Potential clinically-relevant master lncRNA regulator(s), were defined as the minimum number of lncRNAs in a large network that is not only associated with key clinical characteristics as well as a large number of significantly (|PCC|≥ 0.9) correlated mRNAs, > 80% of these correlated mRNAs in the network were also associated with the same clinical characteristics as the lncRNAs, and the co-expressed mRNAs reside in pertinent cancer pathways. Significantly, one oncogenic network comprising 5 clinically-relevant potentially oncogenic lncRNAs (G073851 (seqname: T31471127), PTTG3P (seqname: NR_002734), RACGAP1P(seqname: NR_026583), GSE61474_XLOC_040880 (seqname: GSE61474_TCONS_0022096328) and CTD-2267D19.6 (seqname: ENST00000602403)) correlated with 91 potentially oncogenic mRNAs (Fig. 4a) residing in the cell cycle and Rho GTPases signaling pathways (Fig. 4b) was identified. Interestingly, the 91 genes co-expressed with these 5 master/nodal/key lncRNAs reside in the same cell-cycle and Rho GTPases signaling pathways (Fig. 4b) as the 100 genes co-expressed with the 17 clinically relevant lncRNAs (Fig. 3c) highlighting that only 5 lncRNAs may be sufficient to modulate these 2 key cancer pathways. The other 9 genes that are significantly co-expressed with the other 12 clinically-relevant lncRNAs were not significantly associated with any pertinent cancer pathways. Higher tumor expression of 5 lncRNAs was found to be associated with poorer prognosis of higher tumor grade (Fig. 4c–g). Similarly, 85/91 co-expressed mRNAs of these 5 lncRNAs were also associated with higher tumor grade (Fig. 4a). Additionally, higher tumor expression of 3/5 lncRNAs (RACGAP1P, GSE61474_XLOC_040880 and CTD-2267D19.6) was found to be associated with incomplete tumour encapsulation which may lead to increased risk of metastasis29 (Fig. 4h–j). These 5 lncRNAs thus have the potential to serve as master regulators of genes associated with poorer prognosis of HCC patients.

Figure 4
figure 4

(a) Network containing potential oncogenic lncRNAs that could be master regulators of 91 cell cycle genes. High expression of the 5 potential oncogenic lnRNAs (G073851, PTTG3P, RACGAP1P, GSE61474_XLOC_040880 and CTD-2267D19.6) and 85/91 mRNAs are associated with poor differentiation of tumor. High expression of 3/5 potential oncogenic lncRNAs (RACGAP1P, GSE61474_XLOC_040880 and CTD-2267D19.6) are associated with incomplete tumor capsule. Oval shape: lncRNAs; Square: mRNAs; black lines: Strong correlation. Outline of oval and square represents lncRNAs/mRNAs expression in T versus NT; red: upregulation; colours within oval/square represents the clinical significance of lncRNAs/mRNAs. Blue background: Edmondson Grade; yellow background: tumor capsule (includes encapsulation and degree of encapsulation); *: clinical significance with FDR < 0.05. The network was drawn using Cytoscape software (Version 3.5.1) (https://cytoscape.org/). (b) Pathways of the 91 strongly correlated genes. (cg) Boxplots show expression of lncRNAs in adjacent non-tumor, lower grade tumor and higher grade tumor. (hj) Boxplots show expression of lncRNAs in adjacent non-tumor, tumor with capsule and tumor without capsule.

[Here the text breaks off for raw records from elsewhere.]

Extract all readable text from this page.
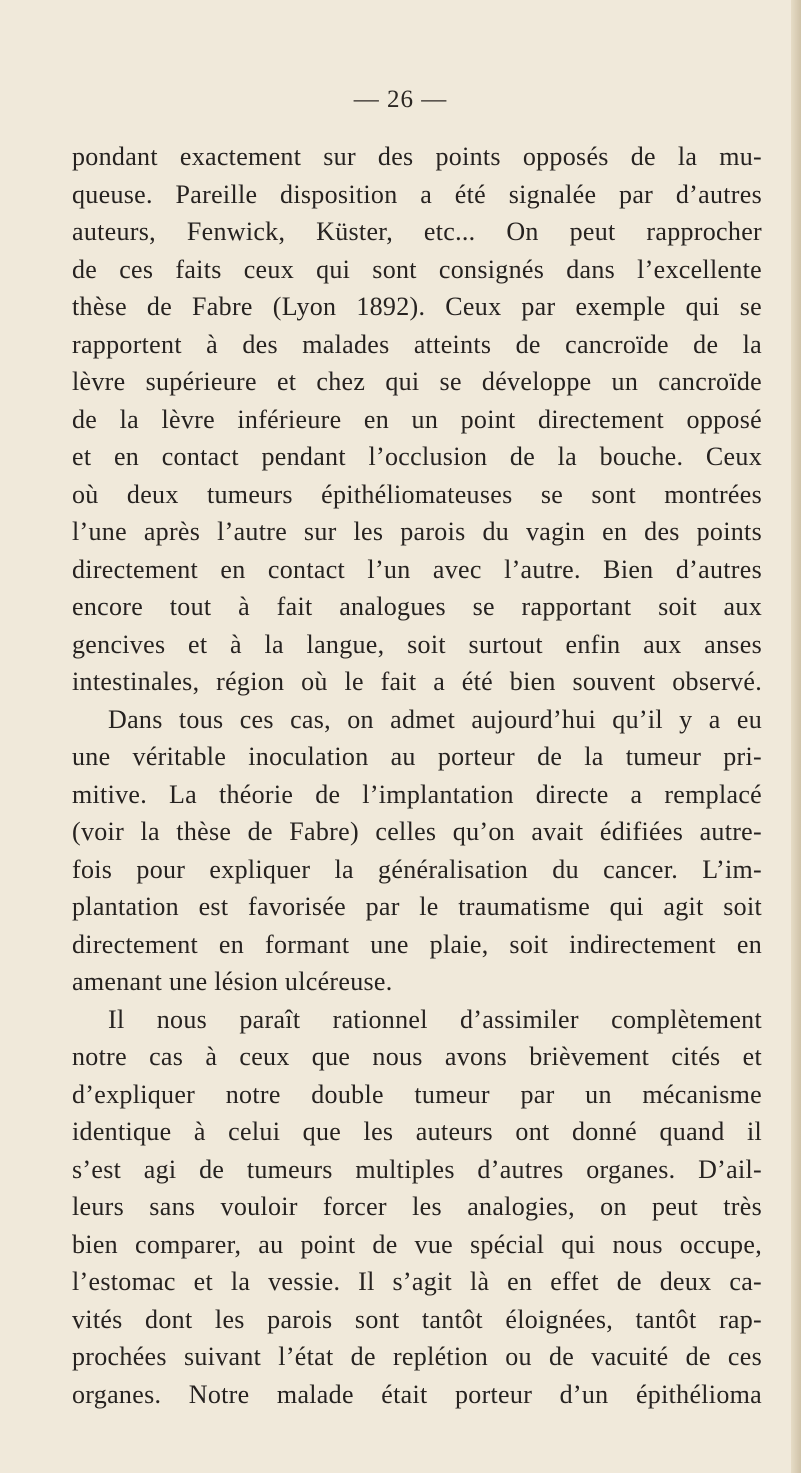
— 26 —
pondant exactement sur des points opposés de la mu-
queuse. Pareille disposition a été signalée par d’autres
auteurs, Fenwick, Küster, etc... On peut rapprocher
de ces faits ceux qui sont consignés dans l’excellente
thèse de Fabre (Lyon 1892). Ceux par exemple qui se
rapportent à des malades atteints de cancroïde de la
lèvre supérieure et chez qui se développe un cancroïde
de la lèvre inférieure en un point directement opposé
et en contact pendant l’occlusion de la bouche. Ceux
où deux tumeurs épithéliomateuses se sont montrées
l’une après l’autre sur les parois du vagin en des points
directement en contact l’un avec l’autre. Bien d’autres
encore tout à fait analogues se rapportant soit aux
gencives et à la langue, soit surtout enfin aux anses
intestinales, région où le fait a été bien souvent observé.
Dans tous ces cas, on admet aujourd’hui qu’il y a eu
une véritable inoculation au porteur de la tumeur pri-
mitive. La théorie de l’implantation directe a remplacé
(voir la thèse de Fabre) celles qu’on avait édifiées autre-
fois pour expliquer la généralisation du cancer. L’im-
plantation est favorisée par le traumatisme qui agit soit
directement en formant une plaie, soit indirectement en
amenant une lésion ulcéreuse.
Il nous paraît rationnel d’assimiler complètement
notre cas à ceux que nous avons brièvement cités et
d’expliquer notre double tumeur par un mécanisme
identique à celui que les auteurs ont donné quand il
s’est agi de tumeurs multiples d’autres organes. D’ail-
leurs sans vouloir forcer les analogies, on peut très
bien comparer, au point de vue spécial qui nous occupe,
l’estomac et la vessie. Il s’agit là en effet de deux ca-
vités dont les parois sont tantôt éloignées, tantôt rap-
prochées suivant l’état de replétion ou de vacuité de ces
organes. Notre malade était porteur d’un épithélioma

To better understand the role of key/nodal/master lncRNAs in the oncogenic network associated with tumor grade/tumor capsule (Fig. 4a), genes deregulated by GSE61474_XLOC_040880 (lncRNA-GSE) and CTD-2267D19.6 (lncRNA-CTD) were determined experimentally, since these lncRNAs were significantly correlated with a large number of genes in the network, and their expression were successfully validated in 59 patients with real-time RT-PCR (Figure S2). Although PTTG3P was also highly up-regulated and correlated with many genes, it was not selected for further analyses because the probes in the microarray bound to both the PTTG3P lncRNA and PTTG1 mRNA and we were unable to validate the lncRNA expression with real-time RT-PCR using PTTG3P-specific primers.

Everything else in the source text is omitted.